CALON TUNGGAL, “SETUJU” ATAU “TIDAK SETUJU”, oleh: Titin Wahyuningsih, Div. Sosialisasi dan Pendidikan Pemilih KPU Kab. Pasuruan
9 Desember 2015, adalah hari yang akan membawa makna yang sangat berharga bagi bangsa Indonesia, karena hari itu merupakan pengalaman pertama dalam pelaksanaan pemilihan kepala daerah serentak. Hal ini merupakan salah satu tanda bahwa demokrasi di Indonesia telah mengalami perkembangan yang sangat luar biasa.
Sejak dimulainya tahapan pelaksanaan pemilihan kepala daerah serentak yakni pada bulan April 2015 yang lalu, berbagai perkembangan terjadi diantaranya dalam proses pencalonan. Tahapan pencalonan yang dimulai pada bulan Juli berjalan cukup panjang hingga terjadi beberapa tahap perpanjangan masa pendaftaran calon. Perpanjangan tahap pertama menyisakan tujuh daerah dengan calon tunggal, yaitu Tasikmalaya, Kota Surabaya, Kabupaten Blitar, Kabupaten Pacitan, Kota Mataram, Kabupaten Timor Tengah Utara dan kota Samarinda. Kemudian dilakukanlah perpanjangan tahap kedua dengan mandasari rekomendasi Bawaslu. Setelah ditutupnya perpanjangan kedua, terdapat empat daerah yang masih memiliki calon tunggal, yakni Tasikmalaya, Kabupaten Blitar, Timor Tengah Utara dan kota Mataram.

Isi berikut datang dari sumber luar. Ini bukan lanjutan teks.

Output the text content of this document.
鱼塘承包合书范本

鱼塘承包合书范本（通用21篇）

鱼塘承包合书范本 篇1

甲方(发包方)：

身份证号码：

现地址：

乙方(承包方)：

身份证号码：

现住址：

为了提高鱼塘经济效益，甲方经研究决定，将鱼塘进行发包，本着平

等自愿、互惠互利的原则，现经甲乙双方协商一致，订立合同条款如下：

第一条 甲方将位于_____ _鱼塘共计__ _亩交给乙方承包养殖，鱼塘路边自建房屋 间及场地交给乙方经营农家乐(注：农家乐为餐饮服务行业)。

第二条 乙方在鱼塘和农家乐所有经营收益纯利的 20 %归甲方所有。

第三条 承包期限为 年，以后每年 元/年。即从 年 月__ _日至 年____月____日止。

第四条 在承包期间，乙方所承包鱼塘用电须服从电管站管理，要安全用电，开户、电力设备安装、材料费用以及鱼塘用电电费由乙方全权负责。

Perpanjangan masa pendaftaran calon ini dilakukan oleh KPU, karena kerangka hukum pemilihan kepala daerah mewajibkan pemilihan kepala daerah diikuti sekurang- kurangnya dua pasangan calon. Ditengah perjalanan akhirnya kota Mataram telah memiliki tambahan pasangan calon atas dikabulkannya gugatan pasangan calon kepada Panitia Pengawas Pemilu (Panwaslu) setempat, setelah ditolak oleh Komisi Pemilihan Umum (KPU) Mataram.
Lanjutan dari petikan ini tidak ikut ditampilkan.